Related question: has anyone tried to create a high-level language for doing this kind of madness?
Perhaps most importantly for regexp compilation, as it is a fairly common use case [1].
Some other examples I can think of: JIT compiling an eval-statement. Constructing a filter for example for a database scan. CPU based pixel shader. Etc.
A lot of code is JIT compiled, but executed only once. So this was a pretty interesting article with practical performance implications in some scenarios.
[1]: See for example https://www.pcre.org/original/doc/html/pcrejit.html
The problem is that the example presented requires a memory page with write + execute permissions (at the same time). I suspect many JITs don't do this for security reasons (and to deal with OSes which don't allow it), as it may make it easier for an attacker to gain arbitrary code execution. It's likely that many JITs toggle between write and execute permissions, rather than have both enabled at the same time. Whilst this reduces attack surface, changing permissions on allocated memory requires syscalls, which are quite expensive in terms of performance.
The scenario presented in the article avoids the impact of syscalls, to maximize performance, leaving only the impact caused by the processor itself. If a JIT isn't overly concerned with this type of security, using write+execute memory could be a way to avoid syscall overhead. On the other hand, if a JIT does toggle permissions, the syscall overhead is likely much more significant than overheads caused by the processor (although the techniques shown might still help depending on how the JIT engine works).
would be nice, but historically it's more been:
- all JITs do this
- OpenBSD creates W^X
- open source JITs and other OS's start to incorporate W^X
- things are now either W^X compatible or haven't been ported to a W^X OS yet.

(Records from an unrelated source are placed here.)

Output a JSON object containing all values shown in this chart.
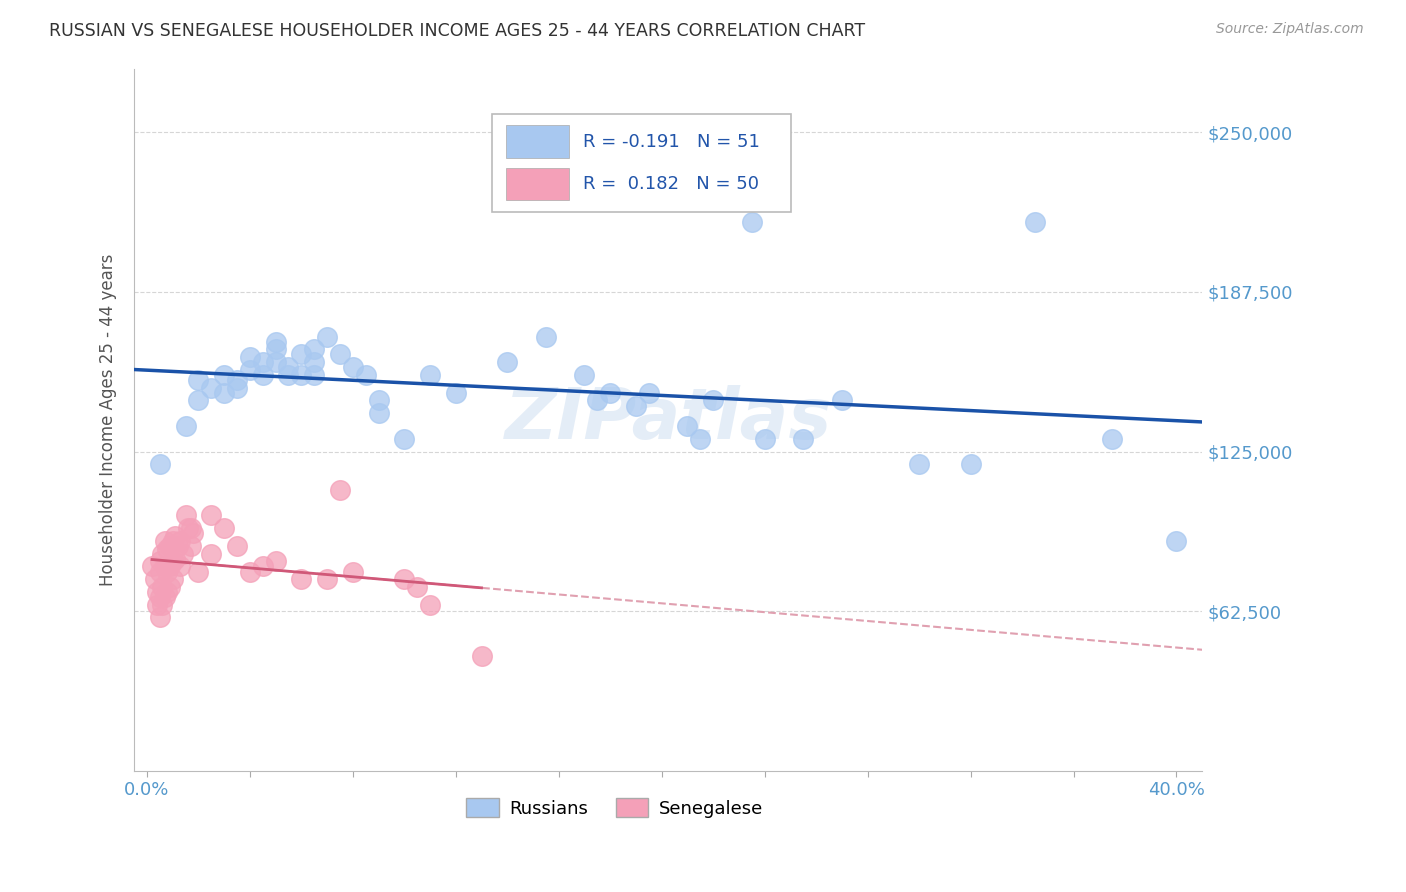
{
  "title": "RUSSIAN VS SENEGALESE HOUSEHOLDER INCOME AGES 25 - 44 YEARS CORRELATION CHART",
  "source": "Source: ZipAtlas.com",
  "ylabel": "Householder Income Ages 25 - 44 years",
  "ytick_labels": [
    "$62,500",
    "$125,000",
    "$187,500",
    "$250,000"
  ],
  "ytick_vals": [
    62500,
    125000,
    187500,
    250000
  ],
  "ylim": [
    0,
    275000
  ],
  "xlim": [
    -0.005,
    0.41
  ],
  "russian_R": -0.191,
  "russian_N": 51,
  "senegalese_R": 0.182,
  "senegalese_N": 50,
  "russian_color": "#a8c8f0",
  "senegalese_color": "#f4a0b8",
  "russian_line_color": "#1a52a8",
  "senegalese_line_color": "#d05878",
  "senegalese_dash_color": "#e0a0b0",
  "grid_color": "#cccccc",
  "background_color": "#ffffff",
  "watermark": "ZIPatlas",
  "ytick_color": "#5599cc",
  "xtick_color": "#5599cc",
  "russian_x": [
    0.005,
    0.015,
    0.02,
    0.02,
    0.025,
    0.03,
    0.03,
    0.035,
    0.035,
    0.04,
    0.04,
    0.045,
    0.045,
    0.05,
    0.05,
    0.05,
    0.055,
    0.055,
    0.06,
    0.06,
    0.065,
    0.065,
    0.065,
    0.07,
    0.075,
    0.08,
    0.085,
    0.09,
    0.09,
    0.1,
    0.11,
    0.12,
    0.14,
    0.155,
    0.17,
    0.175,
    0.18,
    0.19,
    0.195,
    0.21,
    0.215,
    0.22,
    0.235,
    0.24,
    0.255,
    0.27,
    0.3,
    0.32,
    0.345,
    0.375,
    0.4
  ],
  "russian_y": [
    120000,
    135000,
    153000,
    145000,
    150000,
    155000,
    148000,
    153000,
    150000,
    157000,
    162000,
    155000,
    160000,
    165000,
    168000,
    160000,
    158000,
    155000,
    163000,
    155000,
    160000,
    165000,
    155000,
    170000,
    163000,
    158000,
    155000,
    145000,
    140000,
    130000,
    155000,
    148000,
    160000,
    170000,
    155000,
    145000,
    148000,
    143000,
    148000,
    135000,
    130000,
    145000,
    215000,
    130000,
    130000,
    145000,
    120000,
    120000,
    215000,
    130000,
    90000
  ],
  "senegalese_x": [
    0.002,
    0.003,
    0.004,
    0.004,
    0.005,
    0.005,
    0.005,
    0.005,
    0.006,
    0.006,
    0.006,
    0.007,
    0.007,
    0.007,
    0.008,
    0.008,
    0.008,
    0.009,
    0.009,
    0.009,
    0.01,
    0.01,
    0.01,
    0.011,
    0.011,
    0.012,
    0.013,
    0.013,
    0.014,
    0.015,
    0.016,
    0.017,
    0.017,
    0.018,
    0.02,
    0.025,
    0.025,
    0.03,
    0.035,
    0.04,
    0.045,
    0.05,
    0.06,
    0.07,
    0.075,
    0.08,
    0.1,
    0.105,
    0.11,
    0.13
  ],
  "senegalese_y": [
    80000,
    75000,
    70000,
    65000,
    82000,
    78000,
    68000,
    60000,
    85000,
    72000,
    65000,
    90000,
    80000,
    68000,
    87000,
    78000,
    70000,
    88000,
    80000,
    72000,
    90000,
    82000,
    75000,
    92000,
    83000,
    88000,
    90000,
    80000,
    85000,
    100000,
    95000,
    95000,
    88000,
    93000,
    78000,
    100000,
    85000,
    95000,
    88000,
    78000,
    80000,
    82000,
    75000,
    75000,
    110000,
    78000,
    75000,
    72000,
    65000,
    45000
  ]
}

Not that I'd recommend this, but alternatively you could also map exact same memory twice, one with R+X and the other with R+W. The attacker would need to figure out the writable address. Unfortunately there are probably a lot of ways to accidentally leak this information to the attacker...
There are still plenty of use cases where inputs can be trusted.
I wasn't very clear but I was really thinking of 'self-modifying' code, in contrast to conventional JIT as with regex (once generated, the binary is presumably never modified).
Ideally not, but take a look at real life code bases... Just like with SQL prepared statements.
This kind of waste happens often due to reduced visibility. Abstraction layers are good at hiding details like construction cost. Repeated construction happens accidentally pretty easily.
The more severe case of this in modern JITs is inline cache repatching. That’s super frequent.
This is the conventional wisdom, yes, but recently (for very long-running database queries at least) it seems to be less true.
For me, I came up with an algorithm for doing error correction coding, however, good performance can only be achieved by JIT'ing code. Trying to implement the algorithm without JIT results in many if/switch statements and memory lookups, which makes it much slower. Unfortunately, the JIT'd code can only be used once because a new function needs to be written every time the routine is called, which leads to a scenario like that in the article.
Otherwise, I do think this is somewhat niche, but there may be some interesting applications if the security of write+execute memory is not a concern.
This kind of technique was (is?) a fairly common in demoscene. Often just modifying constants in existing code but also specializing (AFAIK usually block concatenation) isn't unheard of.
(By the way, at least on x86, it might pay off to watch out for things like inner loop(s) branch target 16-byte alignment to avoid penalties.)
Sometimes it's simpler to have all code be compiled rather than interpreted - one representation for everything. For example until fairly recently V8 always compiled everything - no interpreter.
But yeah, you have to check the CPU you're running on when doing these tricks unfortunately, as results vary greatly across micro-architectures.
Interestingly, there's a more optimal CLFLUSHOPT instruction on more recent processors, which often seems to be quite effective for this task.